Malgré le fait que Raphaël Lemkin, juriste américain, ait créé le mot “génocide” en 1943 en se fondant sur le génocide des juifs par les nazis, l’Holodomor des Ukrainiens en URSS et le génocide des Arméniens par l’Empire ottoman, ce dernier n’a pas eu le droit à une reconnaissance mondiale aussi rapide que les deux premiers. Ainsi, ce n’est qu’il y a quelques jours que Joe Biden, dans sa déclaration solennelle du 24 avril dernier, a enfin qualifié de génocide le “Medz Yeghern”, “le grand mal” commis par les Ottomans sur les Arméniens entre 1915 et 1923 dans un contexte particulier. En effet, l’Arménie est encore exsangue à la suite du conflit récent dans le Haut-Karabakh qui a fait des milliers de morts militaires et civils du côté arménien et a engendré la confiscation de trois quarts du territoire arménien de l’Artsakh.

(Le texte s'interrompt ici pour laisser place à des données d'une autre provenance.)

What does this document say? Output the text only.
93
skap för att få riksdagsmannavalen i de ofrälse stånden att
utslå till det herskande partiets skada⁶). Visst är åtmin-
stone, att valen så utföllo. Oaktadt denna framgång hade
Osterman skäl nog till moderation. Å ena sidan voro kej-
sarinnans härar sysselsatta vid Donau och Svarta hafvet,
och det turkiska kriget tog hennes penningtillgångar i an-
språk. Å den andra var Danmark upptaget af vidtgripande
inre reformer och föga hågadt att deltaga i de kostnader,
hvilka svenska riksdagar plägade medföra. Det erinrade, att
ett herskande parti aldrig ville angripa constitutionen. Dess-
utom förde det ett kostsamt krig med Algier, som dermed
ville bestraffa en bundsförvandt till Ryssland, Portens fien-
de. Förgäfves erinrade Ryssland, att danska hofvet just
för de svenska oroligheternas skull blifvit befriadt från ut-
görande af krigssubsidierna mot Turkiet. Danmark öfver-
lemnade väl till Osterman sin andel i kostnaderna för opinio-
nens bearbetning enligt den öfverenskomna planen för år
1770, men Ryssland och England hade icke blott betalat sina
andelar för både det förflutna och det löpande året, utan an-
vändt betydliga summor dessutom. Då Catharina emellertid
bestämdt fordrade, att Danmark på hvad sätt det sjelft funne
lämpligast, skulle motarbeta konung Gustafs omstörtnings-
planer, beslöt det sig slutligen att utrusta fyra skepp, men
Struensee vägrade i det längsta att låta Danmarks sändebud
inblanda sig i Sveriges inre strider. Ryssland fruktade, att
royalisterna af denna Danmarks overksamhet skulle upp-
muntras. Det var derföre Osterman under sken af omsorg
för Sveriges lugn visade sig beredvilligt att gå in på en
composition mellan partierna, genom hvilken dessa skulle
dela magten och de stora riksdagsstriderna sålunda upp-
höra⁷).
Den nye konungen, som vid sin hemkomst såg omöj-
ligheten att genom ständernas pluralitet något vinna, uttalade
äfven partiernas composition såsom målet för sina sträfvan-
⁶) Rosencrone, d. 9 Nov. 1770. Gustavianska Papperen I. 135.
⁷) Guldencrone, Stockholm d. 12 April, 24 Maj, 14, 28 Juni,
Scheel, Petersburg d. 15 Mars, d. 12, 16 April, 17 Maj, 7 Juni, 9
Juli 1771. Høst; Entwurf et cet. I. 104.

Trentième pays à reconnaître le génocide
Par ailleurs, cette décision a nettement rompu avec la tradition politique américaine. En effet, tous les prédécesseurs de Joe Biden, y compris Barack Obama, ont promis cette reconnaissance du génocide mais ont soigneusement évité d’utiliser ce terme car trop apeurés de se mettre à dos la Turquie, membre de l’Otan et pays puissant au Moyen-Orient. Barack Obama avait ainsi préféré reporter la reconnaissance afin de sécuriser l’accès aux bases américaines en Turquie durant la guerre contre l’État islamique. Seul le président Ronald Reagan avait utilisé le terme “génocide” dans un discours en date de 1981, sans toutefois entériner légalement sa position. Une avancée notable avait eu lieu sous le mandat de Donald Trump puisque le Congrès, dès 2019, avait reconnu le génocide, sans être toutefois suivi par le président sulfureux qui se refusait à employer le terme, parlant à la place d’“une des pires atrocités de masse du XXe siècle”.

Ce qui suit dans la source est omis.